Il n’était pas seul à recevoir cette douche froide. Avec d’autres victimes, alors qu'ils étaient en train de se renseigner sur l’exécution de la suite du programme par l’intégration, en essayant de prendre contact avec des responsables du CNJA. Des propos aussi claires et directs de la bouche d’un parlementaire et cadre administratif connu comme adhérent au parti politique des « opposants », ne pouvaient trouver leurs explications que dans le contexte politique de l’époque qui allait apparaître au grand jour par la suite. Dans les hautes sphères du pouvoir, on préparait ce parti avec d’autres, à jouer le jeu de l’alternance dans le gouvernement entre 2 groupements politiques, manigance du régime pour apaiser les tensions sociales et montrer une certaine ouverture vers la transition à la démocratie vers la fin du règne de Hassan II. Conforté dans les informations qu’il aurait tenues, ce parlementaire pouvait se permettre le luxe de stigmatiser même indirectement, les services du fameux et fort ministre de l’Intérieur Driss Basri de l’époque, qui auraient vendu ces postes réservés initialement à des chômeurs formés à cet effet par el CNJA. Une telle déclaration aurait-elle été peut être interprétée aussi comme un acte de vengeance de politique politicienne.

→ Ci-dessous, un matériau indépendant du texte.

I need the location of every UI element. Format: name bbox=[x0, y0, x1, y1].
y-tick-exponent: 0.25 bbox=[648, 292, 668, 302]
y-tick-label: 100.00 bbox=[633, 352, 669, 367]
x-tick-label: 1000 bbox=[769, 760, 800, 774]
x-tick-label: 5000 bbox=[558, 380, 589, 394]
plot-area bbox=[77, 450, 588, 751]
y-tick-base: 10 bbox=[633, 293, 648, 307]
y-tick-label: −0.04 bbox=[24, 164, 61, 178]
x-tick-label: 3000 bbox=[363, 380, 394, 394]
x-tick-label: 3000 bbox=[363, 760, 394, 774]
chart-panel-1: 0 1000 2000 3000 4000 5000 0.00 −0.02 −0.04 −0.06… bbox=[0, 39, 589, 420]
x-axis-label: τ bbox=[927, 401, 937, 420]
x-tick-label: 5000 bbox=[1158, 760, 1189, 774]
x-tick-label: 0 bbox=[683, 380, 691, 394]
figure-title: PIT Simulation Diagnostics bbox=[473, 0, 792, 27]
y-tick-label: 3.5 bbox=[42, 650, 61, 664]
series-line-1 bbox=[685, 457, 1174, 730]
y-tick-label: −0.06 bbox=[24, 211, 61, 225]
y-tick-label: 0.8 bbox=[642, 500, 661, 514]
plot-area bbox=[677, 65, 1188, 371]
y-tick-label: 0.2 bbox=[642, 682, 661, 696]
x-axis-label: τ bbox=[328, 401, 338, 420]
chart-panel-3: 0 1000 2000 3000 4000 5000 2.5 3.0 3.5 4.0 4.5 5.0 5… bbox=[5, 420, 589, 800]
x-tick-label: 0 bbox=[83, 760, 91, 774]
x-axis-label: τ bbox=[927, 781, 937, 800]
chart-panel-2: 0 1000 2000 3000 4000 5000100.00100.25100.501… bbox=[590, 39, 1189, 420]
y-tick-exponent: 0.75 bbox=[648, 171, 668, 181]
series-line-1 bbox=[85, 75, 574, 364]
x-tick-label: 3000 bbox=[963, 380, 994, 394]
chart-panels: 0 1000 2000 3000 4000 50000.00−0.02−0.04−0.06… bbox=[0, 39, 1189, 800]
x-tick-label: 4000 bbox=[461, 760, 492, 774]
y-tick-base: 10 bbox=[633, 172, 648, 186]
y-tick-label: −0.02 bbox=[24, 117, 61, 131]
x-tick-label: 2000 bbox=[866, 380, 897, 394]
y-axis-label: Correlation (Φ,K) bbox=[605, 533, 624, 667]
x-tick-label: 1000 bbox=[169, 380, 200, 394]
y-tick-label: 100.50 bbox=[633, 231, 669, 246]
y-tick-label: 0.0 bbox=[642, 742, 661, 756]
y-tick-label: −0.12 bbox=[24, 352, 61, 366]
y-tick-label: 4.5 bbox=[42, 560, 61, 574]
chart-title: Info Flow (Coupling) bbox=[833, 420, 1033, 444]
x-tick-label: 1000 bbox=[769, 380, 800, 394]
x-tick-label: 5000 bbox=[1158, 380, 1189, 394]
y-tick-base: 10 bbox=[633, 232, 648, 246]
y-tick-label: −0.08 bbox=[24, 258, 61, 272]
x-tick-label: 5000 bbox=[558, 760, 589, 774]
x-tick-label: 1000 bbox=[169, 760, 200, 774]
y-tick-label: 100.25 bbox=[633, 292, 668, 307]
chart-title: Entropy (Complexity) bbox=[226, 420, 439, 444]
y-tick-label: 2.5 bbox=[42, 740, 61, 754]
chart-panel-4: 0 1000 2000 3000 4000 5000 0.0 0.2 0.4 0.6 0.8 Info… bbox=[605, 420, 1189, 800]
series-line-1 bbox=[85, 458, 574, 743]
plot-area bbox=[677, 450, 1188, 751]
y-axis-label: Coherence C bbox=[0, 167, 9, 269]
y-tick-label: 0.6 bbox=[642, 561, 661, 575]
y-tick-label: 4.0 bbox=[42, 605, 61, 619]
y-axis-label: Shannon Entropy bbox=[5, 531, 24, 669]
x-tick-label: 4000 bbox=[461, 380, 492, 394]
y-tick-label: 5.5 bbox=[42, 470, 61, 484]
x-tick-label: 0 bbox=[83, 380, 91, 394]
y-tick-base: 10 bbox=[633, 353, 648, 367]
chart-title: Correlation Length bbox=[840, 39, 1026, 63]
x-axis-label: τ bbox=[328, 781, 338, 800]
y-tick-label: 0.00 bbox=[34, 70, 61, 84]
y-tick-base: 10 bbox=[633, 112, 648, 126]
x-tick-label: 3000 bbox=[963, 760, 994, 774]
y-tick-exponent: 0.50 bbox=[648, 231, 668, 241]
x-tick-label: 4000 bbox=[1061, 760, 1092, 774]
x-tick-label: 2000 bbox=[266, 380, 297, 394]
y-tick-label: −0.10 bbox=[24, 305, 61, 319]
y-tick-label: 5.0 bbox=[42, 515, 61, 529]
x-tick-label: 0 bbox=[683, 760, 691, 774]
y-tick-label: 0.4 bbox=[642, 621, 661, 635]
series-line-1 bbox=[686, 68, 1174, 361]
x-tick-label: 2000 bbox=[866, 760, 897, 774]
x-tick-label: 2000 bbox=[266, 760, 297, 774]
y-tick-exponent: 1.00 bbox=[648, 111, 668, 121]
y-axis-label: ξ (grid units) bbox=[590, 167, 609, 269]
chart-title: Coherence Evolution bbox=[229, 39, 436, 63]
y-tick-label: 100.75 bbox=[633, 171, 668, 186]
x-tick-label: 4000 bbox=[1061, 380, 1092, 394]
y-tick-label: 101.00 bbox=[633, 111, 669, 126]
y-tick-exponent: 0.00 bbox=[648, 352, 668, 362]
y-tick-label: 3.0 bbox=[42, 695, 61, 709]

Pire encore, un autre élu du peuple, de ceux bien actifs et qu’on voyait souvent à la télé pendant les fameuses transmissions directes des questions orales au Parlement, s’était montré solidaire avec ces stagiaires perdus et déconcertés ne sachant à quel saint se vouer, d’autant plus que parmi les bénéficiaires de ce programme figuraient des diplômés originaires de la région qu’il représentait, avait pris connaissance de tout le dossier et avait promis de « poser la question » imminemment au fameux ministre au cours de la séance des « questions orales ». Ben Voyons !

Bien sûr, est-il utile de rester cloué devant le poste de la télé chaque séance du mercredi, à regarder ces cirques joués « en live » entre les protagonistes dudit Parlement en y accordant l’espoir qu’un jour on écoutera la réponse d’un ministre face à la question supposée être posée ? Ni le problème était posé, ni une réponse était donnée ! Après la saisie de tous les éléments du dossier par ce dernier fervent représentant du peuple, que penser de ce qu’il en aurait fait ? Marchander vraisemblablement avec le ministre considéré pour en tirer une faveur. Le faire chanter sans doute sur le rythme de la déception des malheureux chômeurs formés ! 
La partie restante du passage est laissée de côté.